Couples nationwide tie the knot following the legalization of same-sex marriage by the Supreme Court. PHOTO: Wikimedia Commons
Couples nationwide tie the knot following the legalization of same-sex marriage by the Supreme Court. PHOTO: Wikimedia Commons

June 26, 2015 marked an important day in U.S. history. In a case called Obergefell v Hodges, the Supreme Court ruled five to four that all bans on same-sex marriage must be removed. James Obergefell, the primary plaintiff, said he is a regular person who was denied his rights: “I’m just Jim, I just stood up for our marriage.”

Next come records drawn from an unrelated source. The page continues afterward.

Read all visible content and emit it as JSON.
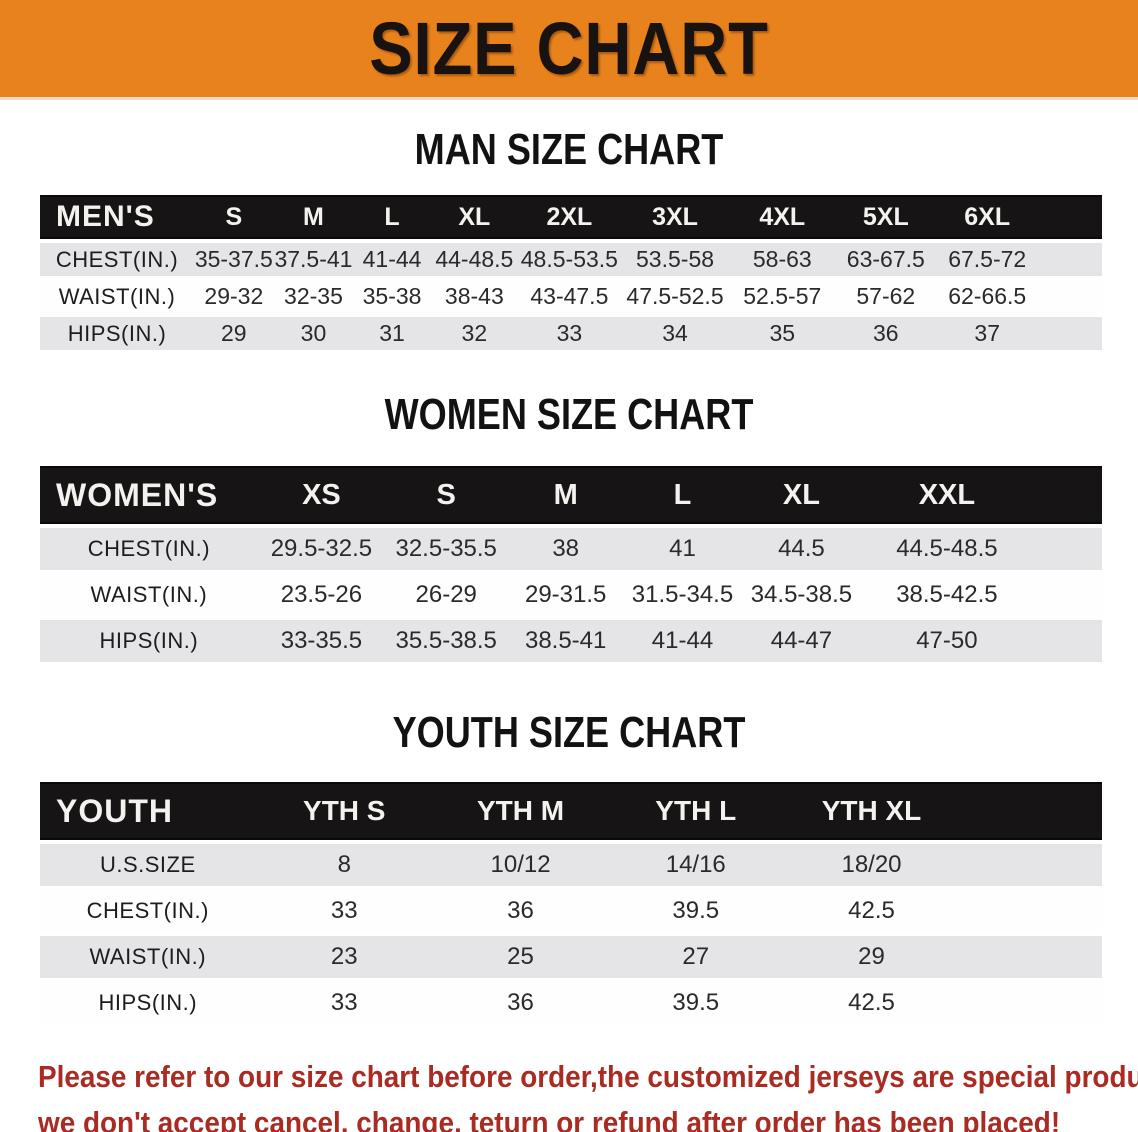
{
  "banner": {
    "title": "SIZE CHART",
    "bg_color": "#E8821C",
    "text_color": "#181210"
  },
  "tables": {
    "men": {
      "title": "MAN SIZE CHART",
      "header_label": "MEN'S",
      "columns": [
        "S",
        "M",
        "L",
        "XL",
        "2XL",
        "3XL",
        "4XL",
        "5XL",
        "6XL"
      ],
      "rows": [
        {
          "label": "CHEST(IN.)",
          "values": [
            "35-37.5",
            "37.5-41",
            "41-44",
            "44-48.5",
            "48.5-53.5",
            "53.5-58",
            "58-63",
            "63-67.5",
            "67.5-72"
          ]
        },
        {
          "label": "WAIST(IN.)",
          "values": [
            "29-32",
            "32-35",
            "35-38",
            "38-43",
            "43-47.5",
            "47.5-52.5",
            "52.5-57",
            "57-62",
            "62-66.5"
          ]
        },
        {
          "label": "HIPS(IN.)",
          "values": [
            "29",
            "30",
            "31",
            "32",
            "33",
            "34",
            "35",
            "36",
            "37"
          ]
        }
      ]
    },
    "women": {
      "title": "WOMEN SIZE CHART",
      "header_label": "WOMEN'S",
      "columns": [
        "XS",
        "S",
        "M",
        "L",
        "XL",
        "XXL"
      ],
      "rows": [
        {
          "label": "CHEST(IN.)",
          "values": [
            "29.5-32.5",
            "32.5-35.5",
            "38",
            "41",
            "44.5",
            "44.5-48.5"
          ]
        },
        {
          "label": "WAIST(IN.)",
          "values": [
            "23.5-26",
            "26-29",
            "29-31.5",
            "31.5-34.5",
            "34.5-38.5",
            "38.5-42.5"
          ]
        },
        {
          "label": "HIPS(IN.)",
          "values": [
            "33-35.5",
            "35.5-38.5",
            "38.5-41",
            "41-44",
            "44-47",
            "47-50"
          ]
        }
      ]
    },
    "youth": {
      "title": "YOUTH SIZE CHART",
      "header_label": "YOUTH",
      "columns": [
        "YTH S",
        "YTH M",
        "YTH L",
        "YTH XL"
      ],
      "rows": [
        {
          "label": "U.S.SIZE",
          "values": [
            "8",
            "10/12",
            "14/16",
            "18/20"
          ]
        },
        {
          "label": "CHEST(IN.)",
          "values": [
            "33",
            "36",
            "39.5",
            "42.5"
          ]
        },
        {
          "label": "WAIST(IN.)",
          "values": [
            "23",
            "25",
            "27",
            "29"
          ]
        },
        {
          "label": "HIPS(IN.)",
          "values": [
            "33",
            "36",
            "39.5",
            "42.5"
          ]
        }
      ]
    }
  },
  "disclaimer": {
    "line1": "Please refer to our size chart before order,the customized jerseys are special products,",
    "line2": "we don't accept cancel, change, teturn or refund after order has been placed!",
    "color": "#A92B22"
  }
}
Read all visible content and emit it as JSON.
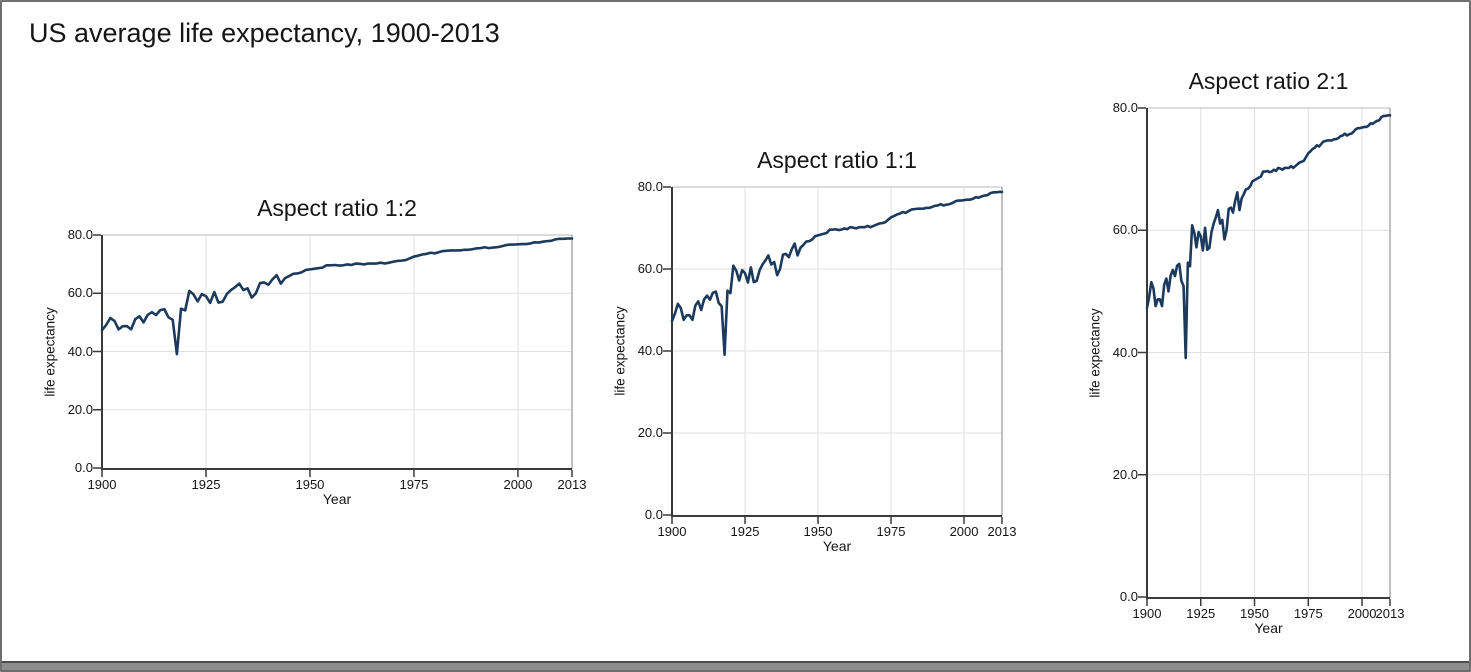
{
  "window": {
    "title": "US average life expectancy, 1900-2013"
  },
  "chart_data": {
    "type": "line",
    "title": "US average life expectancy, 1900-2013",
    "xlabel": "Year",
    "ylabel": "life expectancy",
    "x_range": [
      1900,
      2013
    ],
    "y_range": [
      0,
      80
    ],
    "x_ticks": [
      1900,
      1925,
      1950,
      1975,
      2000,
      2013
    ],
    "x_tick_labels": [
      "1900",
      "1925",
      "1950",
      "1975",
      "2000",
      "2013"
    ],
    "y_ticks": [
      0,
      20,
      40,
      60,
      80
    ],
    "y_tick_labels": [
      "0.0",
      "20.0",
      "40.0",
      "60.0",
      "80.0"
    ],
    "grid": true,
    "legend": "none",
    "line_color": "#1b3a5d",
    "grid_color": "#dfdfdf",
    "top_spine_color": "#c6c6c6",
    "right_spine_color": "#9f9f9f",
    "axis_color": "#3a3a3a",
    "panels": [
      {
        "label": "Aspect ratio 1:2",
        "aspect": "1:2"
      },
      {
        "label": "Aspect ratio 1:1",
        "aspect": "1:1"
      },
      {
        "label": "Aspect ratio 2:1",
        "aspect": "2:1"
      }
    ],
    "series": [
      {
        "name": "US average life expectancy",
        "x": [
          1900,
          1901,
          1902,
          1903,
          1904,
          1905,
          1906,
          1907,
          1908,
          1909,
          1910,
          1911,
          1912,
          1913,
          1914,
          1915,
          1916,
          1917,
          1918,
          1919,
          1920,
          1921,
          1922,
          1923,
          1924,
          1925,
          1926,
          1927,
          1928,
          1929,
          1930,
          1931,
          1932,
          1933,
          1934,
          1935,
          1936,
          1937,
          1938,
          1939,
          1940,
          1941,
          1942,
          1943,
          1944,
          1945,
          1946,
          1947,
          1948,
          1949,
          1950,
          1951,
          1952,
          1953,
          1954,
          1955,
          1956,
          1957,
          1958,
          1959,
          1960,
          1961,
          1962,
          1963,
          1964,
          1965,
          1966,
          1967,
          1968,
          1969,
          1970,
          1971,
          1972,
          1973,
          1974,
          1975,
          1976,
          1977,
          1978,
          1979,
          1980,
          1981,
          1982,
          1983,
          1984,
          1985,
          1986,
          1987,
          1988,
          1989,
          1990,
          1991,
          1992,
          1993,
          1994,
          1995,
          1996,
          1997,
          1998,
          1999,
          2000,
          2001,
          2002,
          2003,
          2004,
          2005,
          2006,
          2007,
          2008,
          2009,
          2010,
          2011,
          2012,
          2013
        ],
        "values": [
          47.3,
          49.1,
          51.5,
          50.5,
          47.6,
          48.7,
          48.7,
          47.6,
          51.1,
          52.1,
          50.0,
          52.6,
          53.5,
          52.5,
          54.2,
          54.5,
          51.7,
          50.9,
          39.1,
          54.7,
          54.1,
          60.8,
          59.6,
          57.2,
          59.7,
          59.0,
          56.7,
          60.4,
          56.8,
          57.1,
          59.7,
          61.1,
          62.1,
          63.3,
          61.1,
          61.7,
          58.5,
          60.0,
          63.5,
          63.7,
          62.9,
          64.8,
          66.2,
          63.3,
          65.2,
          65.9,
          66.7,
          66.8,
          67.2,
          68.0,
          68.2,
          68.4,
          68.6,
          68.8,
          69.6,
          69.6,
          69.7,
          69.5,
          69.6,
          69.9,
          69.7,
          70.2,
          70.1,
          69.9,
          70.2,
          70.2,
          70.2,
          70.5,
          70.2,
          70.5,
          70.8,
          71.1,
          71.2,
          71.4,
          72.0,
          72.6,
          72.9,
          73.3,
          73.5,
          73.9,
          73.7,
          74.1,
          74.5,
          74.6,
          74.7,
          74.7,
          74.7,
          74.9,
          74.9,
          75.1,
          75.4,
          75.5,
          75.8,
          75.5,
          75.7,
          75.8,
          76.1,
          76.5,
          76.7,
          76.7,
          76.8,
          76.9,
          76.9,
          77.1,
          77.5,
          77.4,
          77.7,
          77.9,
          78.0,
          78.5,
          78.7,
          78.7,
          78.8,
          78.8
        ]
      }
    ]
  }
}
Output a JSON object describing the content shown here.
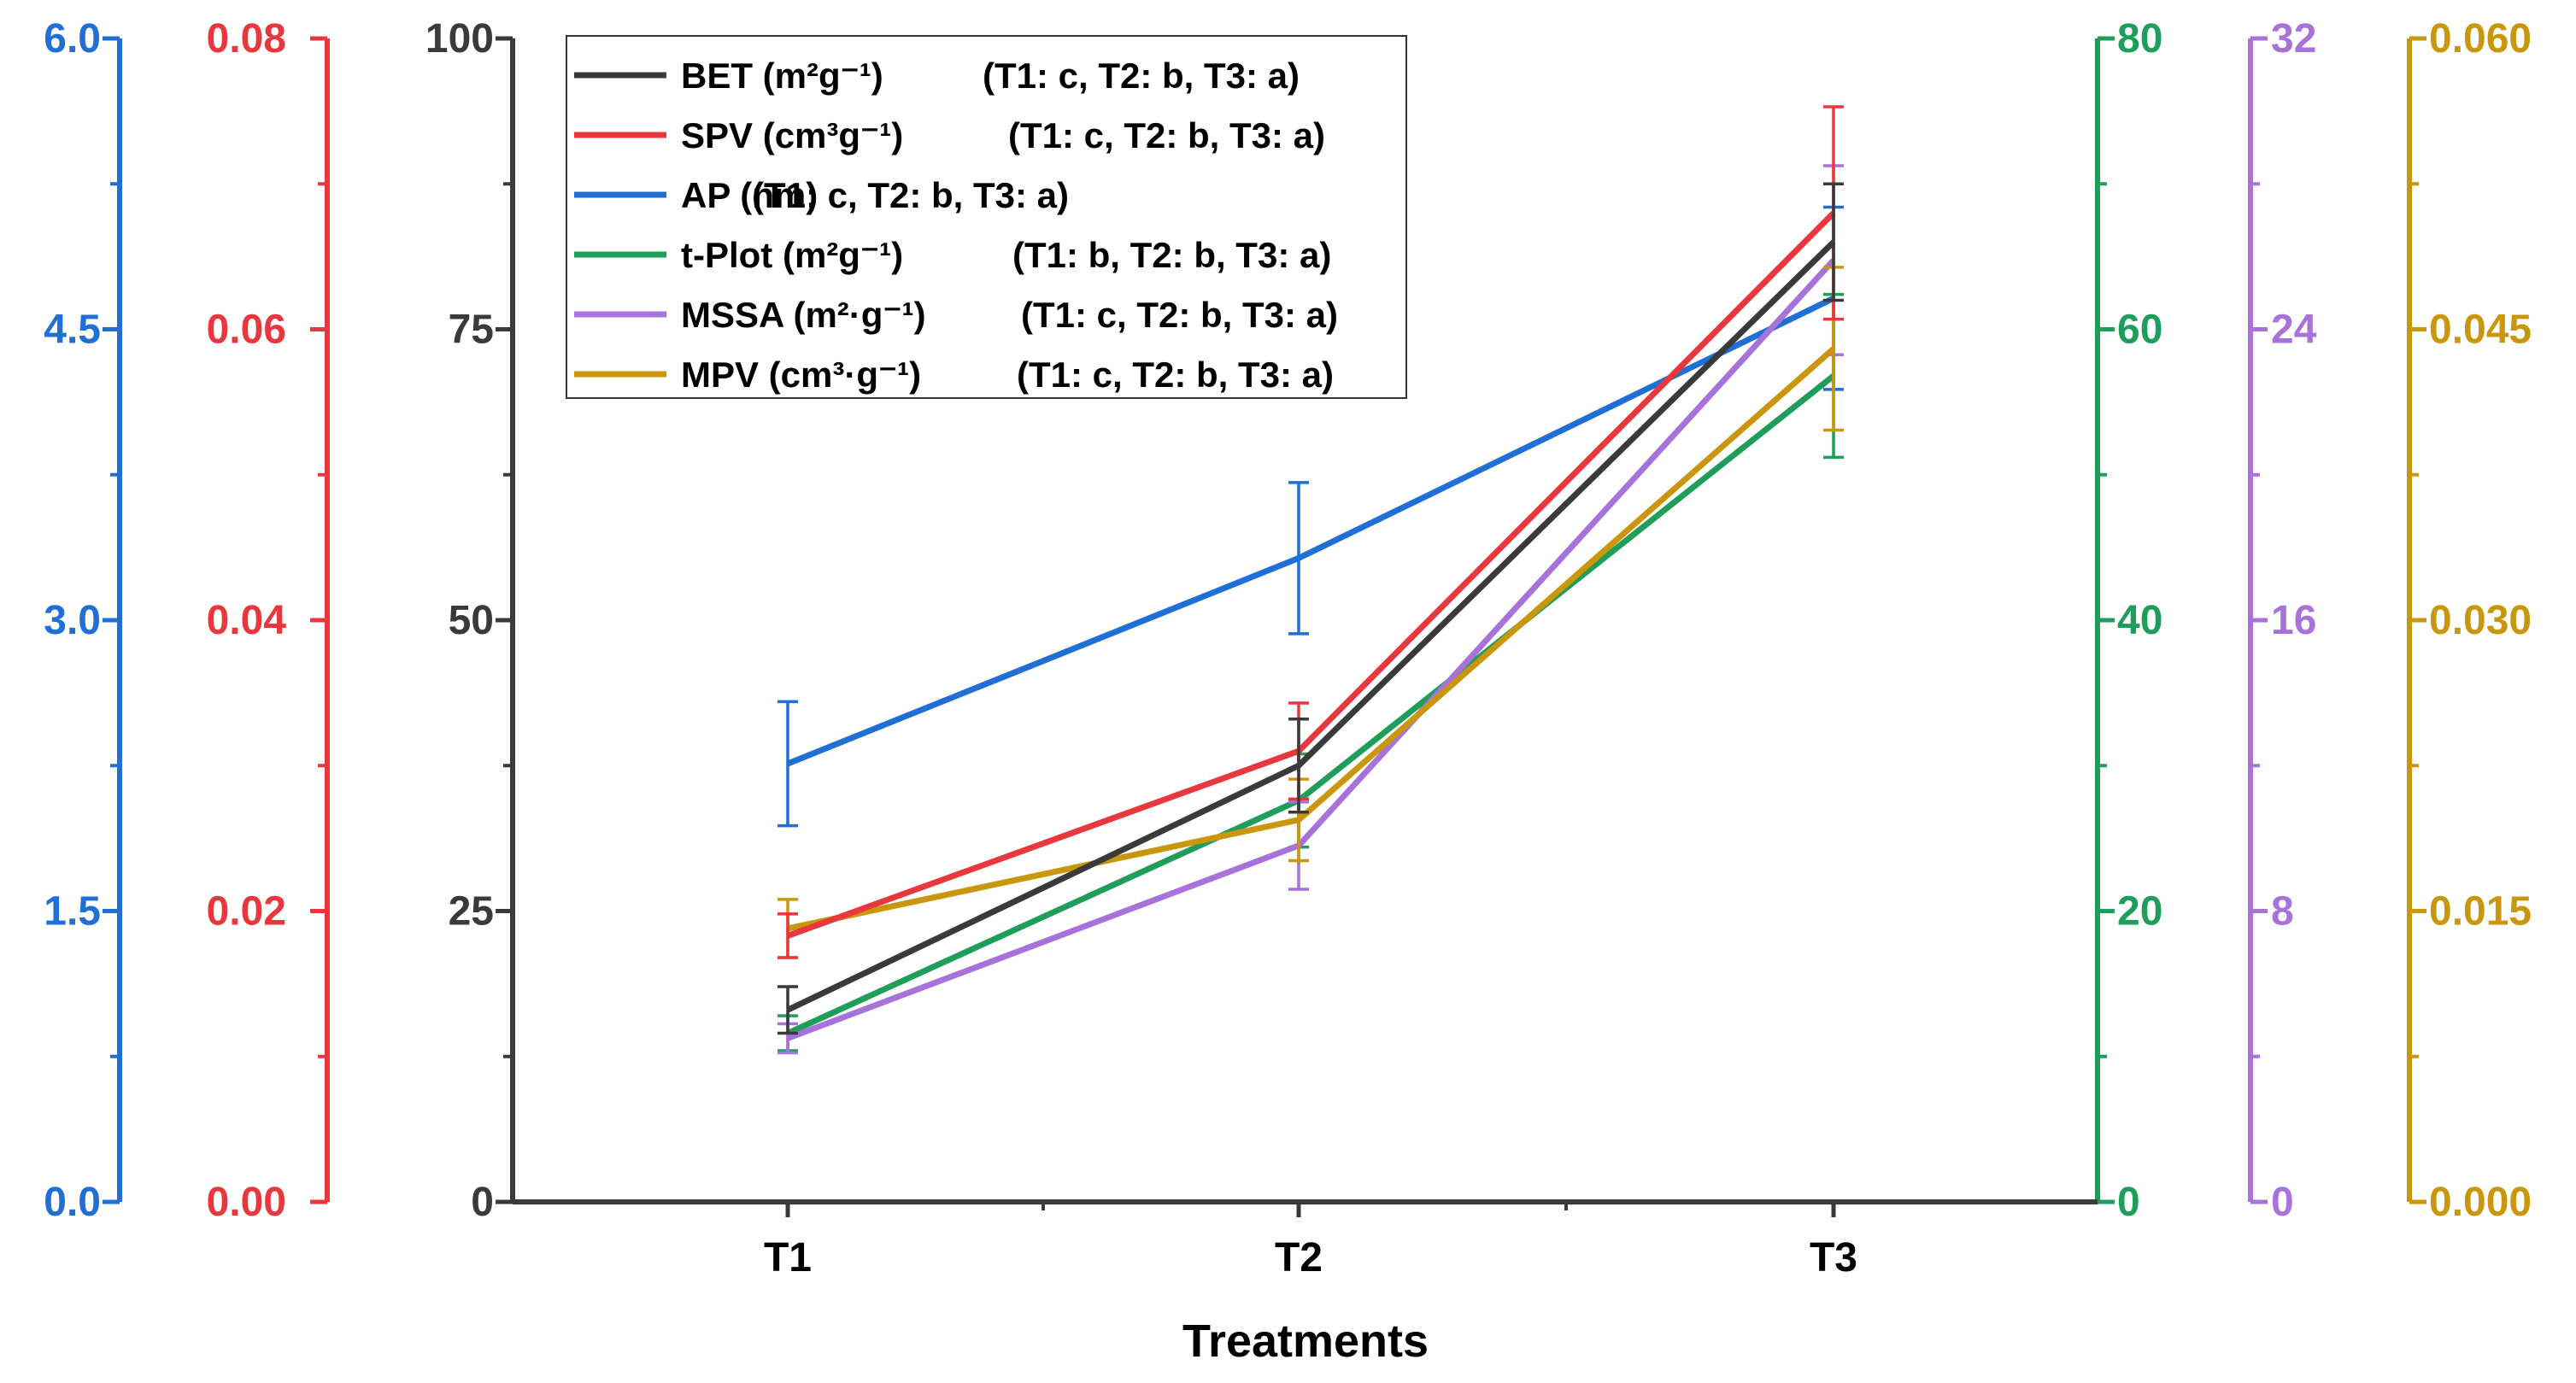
{
  "chart_data": {
    "type": "line",
    "title": "",
    "xlabel": "Treatments",
    "categories": [
      "T1",
      "T2",
      "T3"
    ],
    "axes": [
      {
        "id": "bet",
        "color": "#3a3a3a",
        "min": 0,
        "max": 100,
        "ticks": [
          "0",
          "25",
          "50",
          "75",
          "100"
        ]
      },
      {
        "id": "spv",
        "color": "#e8383d",
        "min": 0,
        "max": 0.08,
        "ticks": [
          "0.00",
          "0.02",
          "0.04",
          "0.06",
          "0.08"
        ]
      },
      {
        "id": "ap",
        "color": "#1f6fd6",
        "min": 0,
        "max": 6,
        "ticks": [
          "0.0",
          "1.5",
          "3.0",
          "4.5",
          "6.0"
        ]
      },
      {
        "id": "tplot",
        "color": "#1e9e5a",
        "min": 0,
        "max": 80,
        "ticks": [
          "0",
          "20",
          "40",
          "60",
          "80"
        ]
      },
      {
        "id": "mssa",
        "color": "#a772d9",
        "min": 0,
        "max": 32,
        "ticks": [
          "0",
          "8",
          "16",
          "24",
          "32"
        ]
      },
      {
        "id": "mpv",
        "color": "#c9960c",
        "min": 0,
        "max": 0.06,
        "ticks": [
          "0.000",
          "0.015",
          "0.030",
          "0.045",
          "0.060"
        ]
      }
    ],
    "series": [
      {
        "name": "BET (m²g⁻¹)",
        "sig": "(T1: c, T2: b, T3: a)",
        "axis": "bet",
        "color": "#3a3a3a",
        "values": [
          16.5,
          37.5,
          82.5
        ],
        "errors": [
          2.0,
          4.0,
          5.0
        ]
      },
      {
        "name": "SPV (cm³g⁻¹)",
        "sig": "(T1: c, T2: b, T3: a)",
        "axis": "spv",
        "color": "#e8383d",
        "values": [
          0.0183,
          0.031,
          0.068
        ],
        "errors": [
          0.0015,
          0.0033,
          0.0073
        ]
      },
      {
        "name": "AP (nm)",
        "sig": "(T1: c, T2: b, T3: a)",
        "axis": "ap",
        "color": "#1f6fd6",
        "values": [
          2.26,
          3.32,
          4.66
        ],
        "errors": [
          0.32,
          0.39,
          0.47
        ]
      },
      {
        "name": "t-Plot (m²g⁻¹)",
        "sig": "(T1: b, T2: b, T3: a)",
        "axis": "tplot",
        "color": "#1e9e5a",
        "values": [
          11.6,
          27.6,
          56.8
        ],
        "errors": [
          1.2,
          3.2,
          5.6
        ]
      },
      {
        "name": "MSSA (m²·g⁻¹)",
        "sig": "(T1: c, T2: b, T3: a)",
        "axis": "mssa",
        "color": "#a772d9",
        "values": [
          4.5,
          9.8,
          25.9
        ],
        "errors": [
          0.4,
          1.2,
          2.6
        ]
      },
      {
        "name": "MPV (cm³·g⁻¹)",
        "sig": "(T1: c, T2: b, T3: a)",
        "axis": "mpv",
        "color": "#c9960c",
        "values": [
          0.0141,
          0.0197,
          0.044
        ],
        "errors": [
          0.0015,
          0.0021,
          0.0042
        ]
      }
    ]
  }
}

The ruling came after more than 60 years of grassroots activism and several high-profile cases. With this ruling, the United States joins 22 other countries which already protect same-sex marriage rights. President Obama stated, “This decision affirms what millions of Americans already believe in their hearts: When all Americans are treated as equal, we are all more free.”

However, the ruling is not a victory in everyone’s opinion. Some conservative religious groups believe that the ruling goes against the tenets of their faiths as laid out in their holy books.

While the ruling is a victory for gay rights, activists believe it does not solve all problems. In 14 states, there is no employment protection for LGBTQ people, so even though they can now get married, they can get fired from their jobs for it.

Greta Gustava Martela, co-founder of a crisis hotline for transgender people called “Trans Lifeline,” told the Daily Beast: “Transgender women, particularly transgender women of color, are overwhelmingly the people represented by LGBT violence and suicide statistics, and yet we have to struggle for simple representation in the LGBT movement.”